Lacoste's popularity at the Open--the elegant croc outcooled the oversized pony of official sponsor Polo in straight sets--was emblematic of the brand's astonishing turnaround over the past three years under the tutelage of Robert Siegel, who took over the company as a project for his retirement--or perhaps to avoid it. A self-proclaimed clotheshorse, Siegel had made a name for himself during his 29-year career at Levi Strauss, where he launched the hugely successful Dockers brand in 1986. Siegel left Levi's to run Stride Rite, then headed south to Charleston, S.C., to contemplate retirement. But, he says, "those thoughts lasted like two minutes." He took on a few consulting jobs. Among them was Devanlay, the global apparel licensor of Lacoste, a brand that had been so badly managed in America that it was eventually withdrawn from the U.S. market, even though it had ruled fashion for a while.
Like many other Americans, Siegel remembered a time when the ubiquitous French amphibian adorned the chests of the country-club set. Now, by developing hipper clothes and raising quality, he launched a Stateside comeback for a brand that was considered to be dead in the Atlantic. "To head Lacoste was a dream come true," Siegel says. "The brand is so powerful because of its heritage."
With a look that's classic, colorful and once again hip, its polos are go-to shirts for almost anyone. Since Siegel became CEO of Lacoste USA in January 2002, sales have grown 800%, and Lacoste worldwide has developed into a $1.8 billion brand globally. In 2004, U.S. sales increased a whopping 125% over the previous year, and by 2005 the U.S. had become Lacoste's top market. According to Siegel, 2005 is set to be Lacoste USA's most profitable year yet. "I credit the whole company for this success," says Marshal Cohen, chief analyst at the NPD group. "They did a good job in Europe of keeping it a premium brand, and the U.S. followed suit. That drove this phenomenon."

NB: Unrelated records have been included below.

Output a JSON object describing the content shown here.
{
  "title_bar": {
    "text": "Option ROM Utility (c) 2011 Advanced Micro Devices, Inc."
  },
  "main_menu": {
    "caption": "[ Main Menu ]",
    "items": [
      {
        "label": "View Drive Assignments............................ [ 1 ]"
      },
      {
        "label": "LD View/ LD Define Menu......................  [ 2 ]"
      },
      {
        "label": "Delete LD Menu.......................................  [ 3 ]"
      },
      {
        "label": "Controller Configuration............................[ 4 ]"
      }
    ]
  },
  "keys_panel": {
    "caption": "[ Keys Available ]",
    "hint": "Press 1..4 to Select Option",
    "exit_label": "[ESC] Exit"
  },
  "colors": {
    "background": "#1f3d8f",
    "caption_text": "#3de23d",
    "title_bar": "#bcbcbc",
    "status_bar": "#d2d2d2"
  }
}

The sponsorship deals Lacoste is making reflect its sporty heritage and retooled popularity. In April the company signed a rumored six-year, $30 million--plus contract with top U.S. tennis player Roddick. Lacoste has cleverly made itself a Hollywood favorite too. To add to the buzz, Siegel and his team have seeded the shirts with celebrities: Natalie Portman, Katie Couric and the cast of The O.C. are just a few who have donned the clothes on television and at high-profile events.
The story of a little French crocodile smashing its way onto the U.S. apparel scene is a fashion legend. René Lacoste, a famous French tennis champion nicknamed the Alligator (le Crocodile in French) by the American press because he "never let go of his prey," grew tired of the starched, long-sleeved shirts that players wore during the 1920s. He designed a breathable, short-sleeved polo for himself, and soon for his tennis friends too, creating what was to become one of the most famous sportswear companies in France.